The patients included in study III had been consecutively referred to one ward of the Oulu University Hospital Department of Medicine for selective coronary angiography because of chest pain or suspected coronary artery disease. The plasma lipid profile and apolipoprotein E phenotype were not determined in 28 patients. In addition, four patients on lipid-lowering therapy were excluded from the study. 122 patients, 95 males and 27 females, with all the data was available were included in the study.

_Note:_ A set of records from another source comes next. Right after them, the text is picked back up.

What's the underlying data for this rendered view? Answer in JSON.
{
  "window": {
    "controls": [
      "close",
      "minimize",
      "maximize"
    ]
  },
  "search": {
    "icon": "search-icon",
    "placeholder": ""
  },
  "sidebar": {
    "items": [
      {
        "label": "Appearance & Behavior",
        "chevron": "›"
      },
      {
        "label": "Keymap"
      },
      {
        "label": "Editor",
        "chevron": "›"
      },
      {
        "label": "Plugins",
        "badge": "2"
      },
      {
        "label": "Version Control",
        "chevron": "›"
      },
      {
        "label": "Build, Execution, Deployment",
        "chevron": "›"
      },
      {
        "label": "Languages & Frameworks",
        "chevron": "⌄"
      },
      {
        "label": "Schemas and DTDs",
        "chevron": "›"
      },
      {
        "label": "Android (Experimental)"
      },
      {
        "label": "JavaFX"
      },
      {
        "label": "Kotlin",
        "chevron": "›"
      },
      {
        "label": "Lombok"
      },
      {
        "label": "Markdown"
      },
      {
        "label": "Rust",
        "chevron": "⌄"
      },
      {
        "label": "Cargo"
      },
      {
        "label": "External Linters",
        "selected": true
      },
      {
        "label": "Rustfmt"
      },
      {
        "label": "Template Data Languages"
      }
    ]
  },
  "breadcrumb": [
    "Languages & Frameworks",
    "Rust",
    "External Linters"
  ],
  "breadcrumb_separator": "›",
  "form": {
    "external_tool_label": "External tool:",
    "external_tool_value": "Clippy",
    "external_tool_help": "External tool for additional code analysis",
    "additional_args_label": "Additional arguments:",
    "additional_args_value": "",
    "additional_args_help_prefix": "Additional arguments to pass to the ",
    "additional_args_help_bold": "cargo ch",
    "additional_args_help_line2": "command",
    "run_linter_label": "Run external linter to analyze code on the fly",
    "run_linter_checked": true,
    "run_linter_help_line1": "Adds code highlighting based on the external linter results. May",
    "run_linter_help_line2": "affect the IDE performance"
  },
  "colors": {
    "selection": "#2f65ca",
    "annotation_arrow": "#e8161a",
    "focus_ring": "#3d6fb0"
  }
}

The control group comprised clients of the State Occupational Health Service Station in Oulu, who had volunteered for a survey of lipid values and maximal exercise electrocardiography. Five of the controls were taking beta-blocking agents for hypertension, and this treatment was stopped two days before the examination. The exercise electrocardiography revealed three controls with ST-depressions of more than 1 mm that were planar or down-sloping and persisted for 0.08 seconds after the J point. Their coronary angiographies were normal, and they were included in the control group. The demographic characteristics and medication schedules of the male and female controls and patients with different extensions of coronary artery disease are shown in the Table 4-2 and Table 4-3.

4.1.4. Study IV

Patients of either sex between the ages of 18 and 63 were screened for study IV in four locations in Northern Finland. The inclusion criterion for lovastatin treatment was a total plasma cholesterol >5 mmol/l during an adequate diet and colestipol treatment. 203 patients were screened for the study and 150 patients started the lovastatin treatment. Ten patients were taking colestipol less than 20 g/day due to obstipation or abdominal discomfort, one patient had a cholesterol value lower than 5 mmol/l with lovastatin 20 mg daily, one patient had headache with lovastatin 20 mg/day, one patient had slightly elevated creatine kinase with lovastatin 20 mg/day, and one patient discontinued the study during the lovastatin treatment. The flowchart of study IV is shown in Figure 4-1, and the demographic characteristics of the patients are given in Table 4-4. Familial hypercholesterolemia was defined as plasma cholesterol > 8 mmol/l with tendon xanthomata or a family history of severe hypercholesterolemia and/or coronary artery disease at an early age. Thirty-six patients had the CETP activity measured, half of them were males and half females, 26 had polygenic hypercholesterolemia and ten had FH. Ten patients had undergone coronary artery bypass grafting (CABG) or AMI, seven had the clinical diagnosis of angina pectoris, and 19 had no clinical sign of coronary artery disease.

4.1.5. Study V

Altogether 209 patients were screened for study V by local occupational health services. Twenty-five patients were taking concomitant medications during the active treatment phase: ten b-blocking agents, nine diuretics, seven calcium antagonists, four aspirin, nine nitrates and three angiotensin convertase inhibitors in different combi­nations with a stable regimen during the whole study. Demographic data on the patients and controls participating in the active treatment phase are shown in Table 4-5 and the flowchart in Figure 4-2. Only patients with adequate compliance were included in the efficacy analyses. When assessing the influence of the apo B and apo E polymorphisms on drug efficacy and the effect of RS-86505-007 on Lp(a) concentrations, all patients receiving the active drug 6 mg tid for whom DNA was available were included.